Aldus gedaan op 7 juni 2013 door P.A.G.M. Cools, voorzitter, G.J. van Muijen en G.D. van Norden, in tegenwoordigheid van M.M. Stassen-Kanters, griffier. De beslissing is op die datum ter openbare zitting uitgesproken en afschriften van de uitspraak zijn op die datum aangetekend aan partijen verzonden.
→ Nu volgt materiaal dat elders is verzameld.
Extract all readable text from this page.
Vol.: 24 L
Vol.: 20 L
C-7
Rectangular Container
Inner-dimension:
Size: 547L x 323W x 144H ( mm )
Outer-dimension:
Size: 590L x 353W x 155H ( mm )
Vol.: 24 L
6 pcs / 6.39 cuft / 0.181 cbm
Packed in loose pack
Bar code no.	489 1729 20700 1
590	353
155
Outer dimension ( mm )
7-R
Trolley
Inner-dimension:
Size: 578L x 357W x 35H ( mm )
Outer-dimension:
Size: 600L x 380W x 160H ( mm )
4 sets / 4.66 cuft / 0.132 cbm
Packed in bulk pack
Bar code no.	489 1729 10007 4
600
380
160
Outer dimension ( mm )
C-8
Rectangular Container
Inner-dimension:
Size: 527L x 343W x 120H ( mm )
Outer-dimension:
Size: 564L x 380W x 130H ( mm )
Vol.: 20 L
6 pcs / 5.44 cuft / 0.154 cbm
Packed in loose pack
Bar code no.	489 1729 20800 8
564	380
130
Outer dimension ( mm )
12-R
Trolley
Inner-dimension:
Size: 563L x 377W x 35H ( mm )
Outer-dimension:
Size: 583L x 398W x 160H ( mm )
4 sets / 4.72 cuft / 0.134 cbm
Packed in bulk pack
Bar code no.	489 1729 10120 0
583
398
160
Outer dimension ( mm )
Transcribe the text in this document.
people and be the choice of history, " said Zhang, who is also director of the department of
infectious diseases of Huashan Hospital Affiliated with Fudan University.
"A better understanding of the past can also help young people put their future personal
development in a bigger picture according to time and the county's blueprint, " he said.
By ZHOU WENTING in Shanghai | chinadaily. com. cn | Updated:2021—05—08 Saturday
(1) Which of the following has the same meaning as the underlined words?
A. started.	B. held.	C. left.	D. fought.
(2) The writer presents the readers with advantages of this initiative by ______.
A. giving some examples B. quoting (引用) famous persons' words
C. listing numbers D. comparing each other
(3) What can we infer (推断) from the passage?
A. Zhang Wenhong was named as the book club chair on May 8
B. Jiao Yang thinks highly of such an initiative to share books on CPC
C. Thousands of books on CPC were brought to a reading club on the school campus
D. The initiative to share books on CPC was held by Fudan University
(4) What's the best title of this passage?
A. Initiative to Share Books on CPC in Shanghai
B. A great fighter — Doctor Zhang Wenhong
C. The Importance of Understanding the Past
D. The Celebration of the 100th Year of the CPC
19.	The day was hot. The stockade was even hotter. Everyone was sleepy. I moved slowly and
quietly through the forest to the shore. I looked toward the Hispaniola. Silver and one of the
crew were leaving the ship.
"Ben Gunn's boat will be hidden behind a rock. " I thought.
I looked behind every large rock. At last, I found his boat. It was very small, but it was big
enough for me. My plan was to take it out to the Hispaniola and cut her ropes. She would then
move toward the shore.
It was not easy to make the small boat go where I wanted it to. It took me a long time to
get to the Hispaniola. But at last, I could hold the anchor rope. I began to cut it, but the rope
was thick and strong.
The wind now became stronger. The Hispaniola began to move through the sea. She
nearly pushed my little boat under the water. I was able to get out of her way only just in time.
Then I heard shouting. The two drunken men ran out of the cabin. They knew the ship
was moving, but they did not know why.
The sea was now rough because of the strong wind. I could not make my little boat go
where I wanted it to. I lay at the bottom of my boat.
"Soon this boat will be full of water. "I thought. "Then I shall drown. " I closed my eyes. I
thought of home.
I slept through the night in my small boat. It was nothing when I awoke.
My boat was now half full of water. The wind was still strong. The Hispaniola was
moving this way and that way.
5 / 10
Het aanwenden van een rechtsmiddel
Tegen deze uitspraak kunnen beide partijen binnen zes weken na de verzenddatum beroep in cassatie instellen bij de Hoge Raad der Nederlanden (Belastingkamer), Postbus 20303, 2500 EH 's-Gravenhage. Daarbij moet het volgende in acht worden genomen.
1. Bij het beroepschrift wordt een afschrift van deze uitspraak overgelegd.
2. Het beroepschrift moet ondertekend zijn en ten minste het volgende vermelden:
a) de naam en het adres van de indiener;
b) een dagtekening;
c) een omschrijving van de uitspraak waartegen het beroep in cassatie is gericht;
d) de gronden van het beroep in cassatie.
Voor het instellen van beroep in cassatie is griffierecht verschuldigd. Na het instellen van beroep in cassatie ontvangt de indiener een nota griffierecht van de griffier van de Hoge Raad.
In het cassatieberoepschrift kan de Hoge Raad verzocht worden om de wederpartij te veroordelen in de proceskosten.